Is there any chances this plugin can use Chrome instead of PhantomJS, assuming that Chrome has a proper 3D transform support? Is anyone aware of anything that blocks it from being done in this project?
Ping @jonkemp
I'm interested in how this will work.
@jonkemp
Would that make sense for this project though? The project's description is "Run QUnit unit tests in a headless PhantomJS instance.".
I see your point. It is pretty tightly coupled with PhantomJS. I think if it could be spawned the same way as a child process like PhantomJS is, maybe you could have an option to use Chrome.

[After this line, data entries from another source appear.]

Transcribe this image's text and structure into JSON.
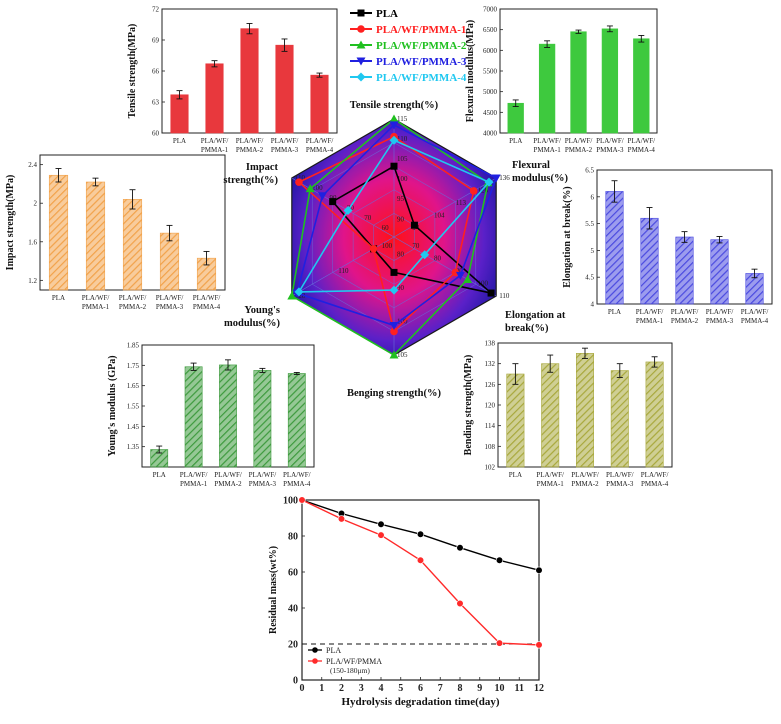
{
  "chart_data": [
    {
      "id": "tensile",
      "type": "bar",
      "categories": [
        "PLA",
        "PLA/WF/\nPMMA-1",
        "PLA/WF/\nPMMA-2",
        "PLA/WF/\nPMMA-3",
        "PLA/WF/\nPMMA-4"
      ],
      "values": [
        63.7,
        66.7,
        70.1,
        68.5,
        65.6
      ],
      "errors": [
        0.4,
        0.3,
        0.5,
        0.6,
        0.2
      ],
      "ylabel": "Tensile strength(MPa)",
      "ylim": [
        60,
        72
      ],
      "yticks": [
        60,
        63,
        66,
        69,
        72
      ],
      "color": "#e8383d"
    },
    {
      "id": "flexural",
      "type": "bar",
      "categories": [
        "PLA",
        "PLA/WF/\nPMMA-1",
        "PLA/WF/\nPMMA-2",
        "PLA/WF/\nPMMA-3",
        "PLA/WF/\nPMMA-4"
      ],
      "values": [
        4720,
        6150,
        6450,
        6520,
        6280
      ],
      "errors": [
        80,
        80,
        40,
        70,
        80
      ],
      "ylabel": "Flexural modulus(MPa)",
      "ylim": [
        4000,
        7000
      ],
      "yticks": [
        4000,
        4500,
        5000,
        5500,
        6000,
        6500,
        7000
      ],
      "color": "#3ec93e"
    },
    {
      "id": "impact",
      "type": "bar",
      "categories": [
        "PLA",
        "PLA/WF/\nPMMA-1",
        "PLA/WF/\nPMMA-2",
        "PLA/WF/\nPMMA-3",
        "PLA/WF/\nPMMA-4"
      ],
      "values": [
        2.29,
        2.22,
        2.04,
        1.69,
        1.43
      ],
      "errors": [
        0.07,
        0.04,
        0.1,
        0.08,
        0.07
      ],
      "ylabel": "Impact strength(MPa)",
      "ylim": [
        1.1,
        2.5
      ],
      "yticks": [
        1.2,
        1.6,
        2.0,
        2.4
      ],
      "color": "#f2a24a"
    },
    {
      "id": "elongation",
      "type": "bar",
      "categories": [
        "PLA",
        "PLA/WF/\nPMMA-1",
        "PLA/WF/\nPMMA-2",
        "PLA/WF/\nPMMA-3",
        "PLA/WF/\nPMMA-4"
      ],
      "values": [
        6.1,
        5.6,
        5.25,
        5.2,
        4.57
      ],
      "errors": [
        0.2,
        0.2,
        0.1,
        0.06,
        0.08
      ],
      "ylabel": "Elongation at break(%)",
      "ylim": [
        4.0,
        6.5
      ],
      "yticks": [
        4.0,
        4.5,
        5.0,
        5.5,
        6.0,
        6.5
      ],
      "color": "#4a4ae0"
    },
    {
      "id": "young",
      "type": "bar",
      "categories": [
        "PLA",
        "PLA/WF/\nPMMA-1",
        "PLA/WF/\nPMMA-2",
        "PLA/WF/\nPMMA-3",
        "PLA/WF/\nPMMA-4"
      ],
      "values": [
        1.336,
        1.743,
        1.752,
        1.725,
        1.71
      ],
      "errors": [
        0.017,
        0.018,
        0.025,
        0.01,
        0.005
      ],
      "ylabel": "Young's modulus (GPa)",
      "ylim": [
        1.25,
        1.85
      ],
      "yticks": [
        1.35,
        1.45,
        1.55,
        1.65,
        1.75,
        1.85
      ],
      "color": "#3d9a3d"
    },
    {
      "id": "bending",
      "type": "bar",
      "categories": [
        "PLA",
        "PLA/WF/\nPMMA-1",
        "PLA/WF/\nPMMA-2",
        "PLA/WF/\nPMMA-3",
        "PLA/WF/\nPMMA-4"
      ],
      "values": [
        129,
        132,
        135,
        130,
        132.5
      ],
      "errors": [
        3,
        2.5,
        1.5,
        2,
        1.5
      ],
      "ylabel": "Bending strength(MPa)",
      "ylim": [
        102,
        138
      ],
      "yticks": [
        102,
        108,
        114,
        120,
        126,
        132,
        138
      ],
      "color": "#a8a83c"
    },
    {
      "id": "radar",
      "type": "radar",
      "axes": [
        "Tensile strength(%)",
        "Flexural modulus(%)",
        "Elongation at break(%)",
        "Benging strength(%)",
        "Young's modulus(%)",
        "Impact strength(%)"
      ],
      "axis_ticks": [
        [
          "90",
          "95",
          "100",
          "105",
          "110",
          "115"
        ],
        [
          "94",
          "104",
          "113",
          "126",
          "136"
        ],
        [
          "70",
          "80",
          "90",
          "100",
          "110"
        ],
        [
          "80",
          "90",
          "100",
          "105"
        ],
        [
          "100",
          "110",
          "120"
        ],
        [
          "60",
          "70",
          "80",
          "90",
          "100",
          "110"
        ]
      ],
      "series": [
        {
          "name": "PLA",
          "color": "#000000",
          "marker": "square",
          "values": [
            0.6,
            0.2,
            0.95,
            0.3,
            0.2,
            0.6
          ]
        },
        {
          "name": "PLA/WF/PMMA-1",
          "color": "#ff2020",
          "marker": "circle",
          "values": [
            0.85,
            0.78,
            0.6,
            0.8,
            0.2,
            0.93
          ]
        },
        {
          "name": "PLA/WF/PMMA-2",
          "color": "#20c020",
          "marker": "triangle-up",
          "values": [
            1.0,
            0.92,
            0.72,
            1.0,
            1.0,
            0.82
          ]
        },
        {
          "name": "PLA/WF/PMMA-3",
          "color": "#2020e0",
          "marker": "triangle-down",
          "values": [
            0.95,
            1.0,
            0.65,
            0.75,
            0.95,
            0.7
          ]
        },
        {
          "name": "PLA/WF/PMMA-4",
          "color": "#20c8f0",
          "marker": "diamond",
          "values": [
            0.82,
            0.93,
            0.3,
            0.45,
            0.93,
            0.45
          ]
        }
      ]
    },
    {
      "id": "hydrolysis",
      "type": "line",
      "xlabel": "Hydrolysis degradation time(day)",
      "ylabel": "Residual mass(wt%)",
      "xlim": [
        0,
        12
      ],
      "ylim": [
        0,
        100
      ],
      "xticks": [
        0,
        1,
        2,
        3,
        4,
        5,
        6,
        7,
        8,
        9,
        10,
        11,
        12
      ],
      "yticks": [
        0,
        20,
        40,
        60,
        80,
        100
      ],
      "reference_line": 20,
      "legend_position": "bottom-left",
      "series": [
        {
          "name": "PLA",
          "color": "#000000",
          "x": [
            0,
            2,
            4,
            6,
            8,
            10,
            12
          ],
          "y": [
            100,
            92.5,
            86.5,
            81,
            73.5,
            66.5,
            61
          ]
        },
        {
          "name": "PLA/WF/PMMA",
          "note": "(150-180μm)",
          "color": "#ff2a2a",
          "x": [
            0,
            2,
            4,
            6,
            8,
            10,
            12
          ],
          "y": [
            100,
            89.5,
            80.5,
            66.5,
            42.5,
            20.5,
            19.5
          ]
        }
      ]
    }
  ],
  "radar_legend": [
    "PLA",
    "PLA/WF/PMMA-1",
    "PLA/WF/PMMA-2",
    "PLA/WF/PMMA-3",
    "PLA/WF/PMMA-4"
  ]
}
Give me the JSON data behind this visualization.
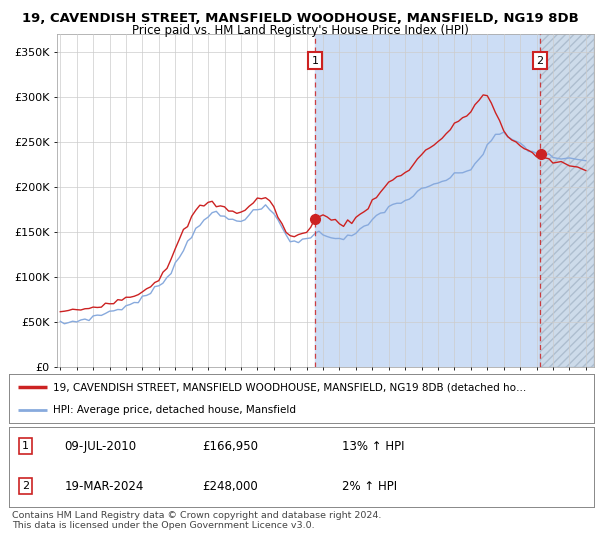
{
  "title_line1": "19, CAVENDISH STREET, MANSFIELD WOODHOUSE, MANSFIELD, NG19 8DB",
  "title_line2": "Price paid vs. HM Land Registry's House Price Index (HPI)",
  "ylabel_ticks": [
    "£0",
    "£50K",
    "£100K",
    "£150K",
    "£200K",
    "£250K",
    "£300K",
    "£350K"
  ],
  "ytick_values": [
    0,
    50000,
    100000,
    150000,
    200000,
    250000,
    300000,
    350000
  ],
  "ylim": [
    0,
    370000
  ],
  "xlim_start": 1994.8,
  "xlim_end": 2027.5,
  "transaction1_year": 2010.52,
  "transaction2_year": 2024.21,
  "transaction1_price": 166950,
  "transaction2_price": 248000,
  "red_line_color": "#cc2222",
  "blue_line_color": "#88aadd",
  "shade_color": "#ccddf5",
  "hatch_color": "#c8d8e8",
  "grid_color": "#cccccc",
  "legend_line1": "19, CAVENDISH STREET, MANSFIELD WOODHOUSE, MANSFIELD, NG19 8DB (detached ho…",
  "legend_line2": "HPI: Average price, detached house, Mansfield",
  "annotation1_date": "09-JUL-2010",
  "annotation1_price": "£166,950",
  "annotation1_hpi": "13% ↑ HPI",
  "annotation2_date": "19-MAR-2024",
  "annotation2_price": "£248,000",
  "annotation2_hpi": "2% ↑ HPI",
  "footer": "Contains HM Land Registry data © Crown copyright and database right 2024.\nThis data is licensed under the Open Government Licence v3.0.",
  "background_color": "#ffffff",
  "years_hpi": [
    1995.0,
    1995.25,
    1995.5,
    1995.75,
    1996.0,
    1996.25,
    1996.5,
    1996.75,
    1997.0,
    1997.25,
    1997.5,
    1997.75,
    1998.0,
    1998.25,
    1998.5,
    1998.75,
    1999.0,
    1999.25,
    1999.5,
    1999.75,
    2000.0,
    2000.25,
    2000.5,
    2000.75,
    2001.0,
    2001.25,
    2001.5,
    2001.75,
    2002.0,
    2002.25,
    2002.5,
    2002.75,
    2003.0,
    2003.25,
    2003.5,
    2003.75,
    2004.0,
    2004.25,
    2004.5,
    2004.75,
    2005.0,
    2005.25,
    2005.5,
    2005.75,
    2006.0,
    2006.25,
    2006.5,
    2006.75,
    2007.0,
    2007.25,
    2007.5,
    2007.75,
    2008.0,
    2008.25,
    2008.5,
    2008.75,
    2009.0,
    2009.25,
    2009.5,
    2009.75,
    2010.0,
    2010.25,
    2010.5,
    2010.75,
    2011.0,
    2011.25,
    2011.5,
    2011.75,
    2012.0,
    2012.25,
    2012.5,
    2012.75,
    2013.0,
    2013.25,
    2013.5,
    2013.75,
    2014.0,
    2014.25,
    2014.5,
    2014.75,
    2015.0,
    2015.25,
    2015.5,
    2015.75,
    2016.0,
    2016.25,
    2016.5,
    2016.75,
    2017.0,
    2017.25,
    2017.5,
    2017.75,
    2018.0,
    2018.25,
    2018.5,
    2018.75,
    2019.0,
    2019.25,
    2019.5,
    2019.75,
    2020.0,
    2020.25,
    2020.5,
    2020.75,
    2021.0,
    2021.25,
    2021.5,
    2021.75,
    2022.0,
    2022.25,
    2022.5,
    2022.75,
    2023.0,
    2023.25,
    2023.5,
    2023.75,
    2024.0,
    2024.25,
    2024.5,
    2024.75,
    2025.0,
    2025.5,
    2026.0,
    2026.5,
    2027.0
  ],
  "hpi_values": [
    48000,
    48500,
    49000,
    50000,
    51000,
    52000,
    53000,
    54000,
    55000,
    56500,
    58000,
    59500,
    61000,
    62500,
    64000,
    65500,
    67000,
    69000,
    71000,
    73500,
    76000,
    79000,
    82000,
    86000,
    90000,
    95000,
    100000,
    107000,
    114000,
    122000,
    130000,
    138000,
    146000,
    153000,
    160000,
    164000,
    168000,
    169000,
    170000,
    168000,
    166000,
    164000,
    163000,
    163000,
    164000,
    166000,
    168000,
    171000,
    174000,
    176000,
    177000,
    174000,
    170000,
    163000,
    155000,
    147000,
    141000,
    139000,
    138000,
    140000,
    143000,
    146000,
    148000,
    148000,
    147000,
    146000,
    145000,
    144000,
    143000,
    143000,
    144000,
    146000,
    148000,
    151000,
    154000,
    158000,
    163000,
    167000,
    171000,
    174000,
    177000,
    179000,
    181000,
    183000,
    185000,
    187000,
    190000,
    193000,
    196000,
    198000,
    200000,
    202000,
    204000,
    206000,
    208000,
    210000,
    212000,
    214000,
    216000,
    218000,
    220000,
    225000,
    230000,
    238000,
    246000,
    252000,
    256000,
    258000,
    258000,
    256000,
    253000,
    250000,
    247000,
    244000,
    241000,
    239000,
    237000,
    236000,
    235000,
    234000,
    233000,
    232000,
    231000,
    230000,
    229000
  ],
  "red_values": [
    60000,
    61000,
    62000,
    62500,
    63000,
    64000,
    65000,
    65500,
    66000,
    67500,
    69000,
    70500,
    72000,
    73000,
    74000,
    75000,
    76500,
    78000,
    80000,
    82000,
    84000,
    87000,
    90000,
    94000,
    98000,
    105000,
    112000,
    120000,
    130000,
    140000,
    150000,
    158000,
    166000,
    172000,
    178000,
    180000,
    182000,
    181000,
    180000,
    178000,
    176000,
    174000,
    172000,
    172000,
    173000,
    175000,
    178000,
    182000,
    186000,
    188000,
    188000,
    183000,
    177000,
    168000,
    158000,
    150000,
    145000,
    144000,
    145000,
    148000,
    152000,
    157000,
    163000,
    167000,
    167000,
    166000,
    164000,
    162000,
    160000,
    159000,
    160000,
    162000,
    165000,
    168000,
    172000,
    178000,
    184000,
    190000,
    196000,
    200000,
    204000,
    207000,
    210000,
    213000,
    216000,
    220000,
    225000,
    230000,
    236000,
    240000,
    244000,
    247000,
    250000,
    254000,
    258000,
    263000,
    268000,
    273000,
    277000,
    280000,
    283000,
    290000,
    297000,
    302000,
    300000,
    293000,
    283000,
    272000,
    262000,
    255000,
    250000,
    248000,
    246000,
    243000,
    240000,
    238000,
    236000,
    234000,
    232000,
    230000,
    228000,
    226000,
    224000,
    222000,
    220000
  ]
}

Maybe should be easier now that chrome has headless mode (behind the flag so far): https://www.chromestatus.com/features/5678767817097216
A basic example:
const puppeteer = require('puppeteer');
const DataURI = require('datauri');
const chalk = require('chalk');
const datauri = new DataURI();
// Create data URI of basic HTML page
// It contains a title element where we change the content via JS
datauri.format('.html', `<!doctype html>
<html>
<head>
<title>Test</title>
<meta charset="utf-8">
</head>
<body>
<h1>Original title</h1>
<script>
document.querySelector('h1').innerText = 'New title';
</script>
</body>
</html>`);
puppeteer.launch().then(async browser => {
const page = await browser.newPage();
await page.goto(datauri.content);
// Load QUnit script
await page.addScriptTag({
url: 'https://cdnjs.cloudflare.com/ajax/libs/qunit/2.4.1/qunit.min.js'
});
// Run tests and return results
const results = await page.evaluate(() => new Promise(function (resolve, reject) {
var details = [];
QUnit.test('Title text', (assert) => {
assert.ok(document.querySelector('h1').innerText === 'New title', 'Title text equals "New title"');
});
QUnit.testDone((result) => details.push(result));
QUnit.done((summary) => {
resolve({
details: details,
summary: summary
});
});
}));
// Very basic reporter
results.details.forEach((test) => {
if (test.failed === 0) {
console.log(chalk.green(`✓ ${test.name}`));
} else {
console.log(chalk.red(`× ${test.name}`));
test.assertions.filter(function(assertion) {
return !assertion.result;
}).forEach(function(assertion) {
console.log(chalk.red(`Failing assertion: ${assertion.message}`));
});
}
});
await browser.close();
});
@backflip example of what?
Sorry, good point. :) I was referring to your message from above:
I'm interested in how this will work.
Just in case you wondered what running QUnit tests in Puppeteer might look like.
There now exists a node-qunit-puppeteer package, which the grunt-contrib-qunit package has since switched over to. Perhaps gulp-qunit could use this as well?
Bumping this because I have proposed to deprecate support for PhantomJS for the next release of QUnit, to drop sometime next year.